Many other officials present, from Captain Bryn Reynolds of the Washington County Sheriffs to School Board Member Suzanne McEachron, repeated their disbelief.
“It’s amazing to see from the survey that they don’t think there’s consequence. There certainly is consequence from a law enforcement perspective. Even passing a bowl is considered a criminal sale,” Reynolds said.
McEachron confirmed the students’ perception.
“It always shocks me the number of parents who by the time their kids hit high school there seems to be a prevalence of ‘Well, kids are kids, and they’re gonna do it, so let’s turn a blind eye,’” she said.
That attitude and seemingly lack of involvement coming from many parents was another topic of discussion.
Though more parents did show up than at previous open-discussion school board meetings, there was still a glaring lack of participants who were not also school or local officials.
District Secretary Connie Resetar asked Katherine Chambers, youth court director for the Council for Prevention of Alcohol and Substance Abuse, which put out the survey, if the agency had also considered surveying parents.

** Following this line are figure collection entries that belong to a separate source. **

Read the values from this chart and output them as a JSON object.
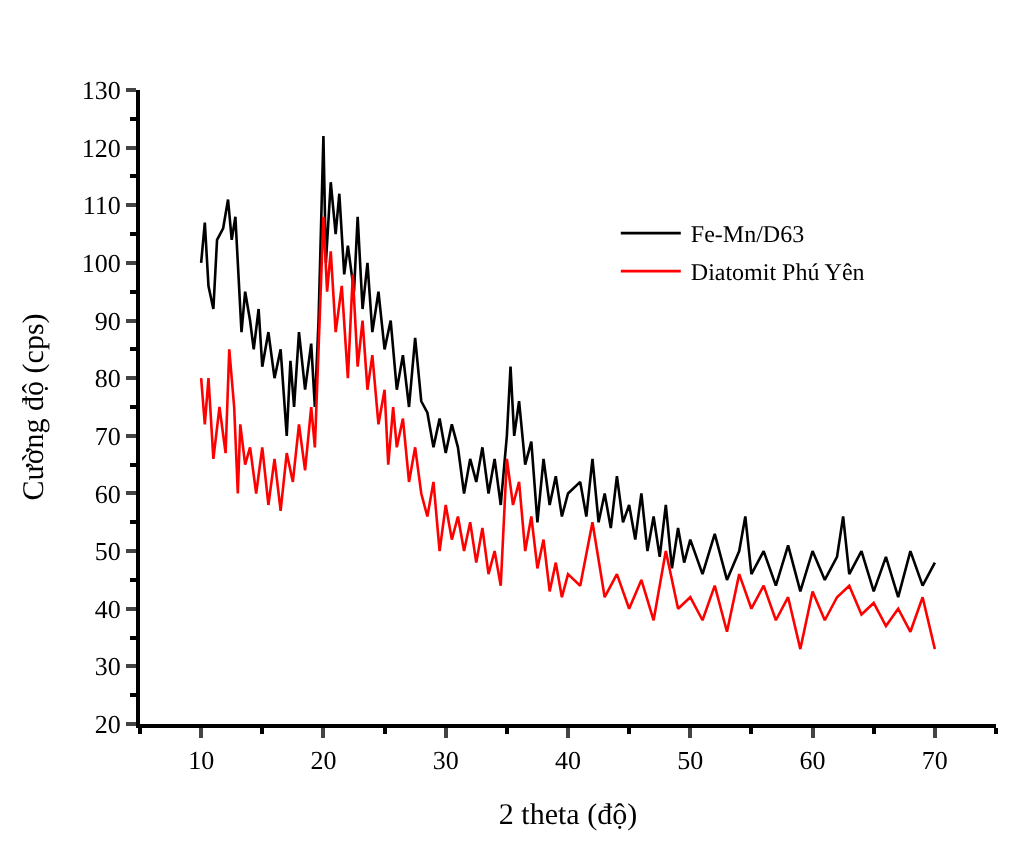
{
  "chart_data": {
    "type": "line",
    "xlabel": "2 theta (độ)",
    "ylabel": "Cường độ (cps)",
    "xlim": [
      5,
      75
    ],
    "xticks": [
      10,
      20,
      30,
      40,
      50,
      60,
      70
    ],
    "ylim": [
      20,
      130
    ],
    "yticks": [
      20,
      30,
      40,
      50,
      60,
      70,
      80,
      90,
      100,
      110,
      120,
      130
    ],
    "legend": "top right",
    "marker": "none",
    "line_style": "solid",
    "series": [
      {
        "name": "Fe-Mn/D63",
        "color": "#000000",
        "x": [
          10,
          10.3,
          10.6,
          11,
          11.3,
          11.8,
          12.2,
          12.5,
          12.8,
          13,
          13.3,
          13.6,
          14,
          14.3,
          14.7,
          15,
          15.5,
          16,
          16.5,
          17,
          17.3,
          17.6,
          18,
          18.5,
          19,
          19.3,
          19.6,
          20,
          20.2,
          20.6,
          21,
          21.3,
          21.7,
          22,
          22.5,
          22.8,
          23.2,
          23.6,
          24,
          24.5,
          25,
          25.5,
          26,
          26.5,
          27,
          27.5,
          28,
          28.5,
          29,
          29.5,
          30,
          30.5,
          31,
          31.5,
          32,
          32.5,
          33,
          33.5,
          34,
          34.5,
          35,
          35.3,
          35.6,
          36,
          36.5,
          37,
          37.5,
          38,
          38.5,
          39,
          39.5,
          40,
          41,
          41.5,
          42,
          42.5,
          43,
          43.5,
          44,
          44.5,
          45,
          45.5,
          46,
          46.5,
          47,
          47.5,
          48,
          48.5,
          49,
          49.5,
          50,
          51,
          52,
          53,
          54,
          54.5,
          55,
          56,
          57,
          58,
          59,
          60,
          61,
          62,
          62.5,
          63,
          64,
          65,
          66,
          67,
          68,
          69,
          70
        ],
        "values": [
          100,
          107,
          96,
          92,
          104,
          106,
          111,
          104,
          108,
          100,
          88,
          95,
          90,
          85,
          92,
          82,
          88,
          80,
          85,
          70,
          83,
          75,
          88,
          78,
          86,
          75,
          90,
          122,
          100,
          114,
          105,
          112,
          98,
          103,
          95,
          108,
          92,
          100,
          88,
          95,
          85,
          90,
          78,
          84,
          75,
          87,
          76,
          74,
          68,
          73,
          67,
          72,
          68,
          60,
          66,
          62,
          68,
          60,
          66,
          58,
          70,
          82,
          70,
          76,
          65,
          69,
          55,
          66,
          58,
          63,
          56,
          60,
          62,
          56,
          66,
          55,
          60,
          54,
          63,
          55,
          58,
          52,
          60,
          50,
          56,
          49,
          58,
          47,
          54,
          48,
          52,
          46,
          53,
          45,
          50,
          56,
          46,
          50,
          44,
          51,
          43,
          50,
          45,
          49,
          56,
          46,
          50,
          43,
          49,
          42,
          50,
          44,
          48
        ]
      },
      {
        "name": "Diatomit Phú Yên",
        "color": "#ff0000",
        "x": [
          10,
          10.3,
          10.6,
          11,
          11.5,
          12,
          12.3,
          12.7,
          13,
          13.2,
          13.6,
          14,
          14.5,
          15,
          15.5,
          16,
          16.5,
          17,
          17.5,
          18,
          18.5,
          19,
          19.3,
          19.6,
          20,
          20.3,
          20.6,
          21,
          21.5,
          22,
          22.4,
          22.8,
          23.2,
          23.6,
          24,
          24.5,
          25,
          25.3,
          25.7,
          26,
          26.5,
          27,
          27.5,
          28,
          28.5,
          29,
          29.5,
          30,
          30.5,
          31,
          31.5,
          32,
          32.5,
          33,
          33.5,
          34,
          34.5,
          35,
          35.5,
          36,
          36.5,
          37,
          37.5,
          38,
          38.5,
          39,
          39.5,
          40,
          41,
          42,
          43,
          44,
          45,
          46,
          47,
          48,
          49,
          50,
          51,
          52,
          53,
          54,
          55,
          56,
          57,
          58,
          59,
          60,
          61,
          62,
          63,
          64,
          65,
          66,
          67,
          68,
          69,
          70
        ],
        "values": [
          80,
          72,
          80,
          66,
          75,
          67,
          85,
          75,
          60,
          72,
          65,
          68,
          60,
          68,
          58,
          66,
          57,
          67,
          62,
          72,
          64,
          75,
          68,
          85,
          108,
          95,
          102,
          88,
          96,
          80,
          98,
          82,
          90,
          78,
          84,
          72,
          78,
          65,
          75,
          68,
          73,
          62,
          68,
          60,
          56,
          62,
          50,
          58,
          52,
          56,
          50,
          55,
          48,
          54,
          46,
          50,
          44,
          66,
          58,
          62,
          50,
          56,
          47,
          52,
          43,
          48,
          42,
          46,
          44,
          55,
          42,
          46,
          40,
          45,
          38,
          50,
          40,
          42,
          38,
          44,
          36,
          46,
          40,
          44,
          38,
          42,
          33,
          43,
          38,
          42,
          44,
          39,
          41,
          37,
          40,
          36,
          42,
          33
        ]
      }
    ]
  }
}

Chambers said that would be easier said than done.
“Look around you—it shows how people feel,” she said, referring to the many empty seats in the auditorium.
“What we did see this year is the majority of students report parents wouldn’t know where they are if they’re not at home. And they’re getting mixed messages at home with substances,” she said.
“This is a sad showing. We have difficulty in a society where everything is okay. Nothing is a problem until it’s a problem,” said Mike Minnie, a school bus driver, parent and former pastor. “It’s a difficult task, because we live in a broken society. We need to reach out to the community and get them here to talk.”
In introducing themselves, the various forum members explained what services their respective organizations can offer students.
Rev. Jerry McKinney said the Mettowee Valley Ecumenical Society provides food to those in need, while the church is a resource that’s always there for support.
Heather Weeden, a parent, expressed concern at the 61 percent of students who feel they’re being bullied. School Counselor Denise Frandino and School Social Worker Jennifer Powell described district resources. Frandino piggybacked off of Bessen’s opening comments, explaining that it’s important to teach the students coping and resiliency.
Both Powell and Chambers pointed out that it’s easier to start changing younger students than older ones.
“It’s the younger students you’ll be able to tap into and mold. When we see youth telling youth and peers telling peers it’s not cool, that makes a difference. If we change the perception, we change the behavior,” Chambers said.
Tim Carroll, a sheriff, pointed out the importance of community spirit and sports in tackling the issues.
“I think the key for this whole thing is for us to be available. Sports games and things like that bring people together in the community. We need to build a sense of community,” he said.
As the meeting came to a close, various attendees voiced their willingness to meet again and do what they can to ameliorate the problems.
“If you want a next step forward, it’s going to be you guys who push it in that direction,” Chambers said. Gray offered to take down contact information and organize a collaborative group through his office.
A number of those present expressed that it is important for more parents to become involved with the effort. On Friday, Bessen said the forum was a demonstration of the community working together.
“It’s an opportunity for people to learn about what’s going on in the schools and to participate in that dialog,” he said. “We have all the organizations that are willing to help—we just need one more partner, and that’s the parents.”
The next school board forum, focusing on new state Common Core standards, will take place on Thursday, Oct. 17, from 6 to 8 p.m. in the high school auditorium.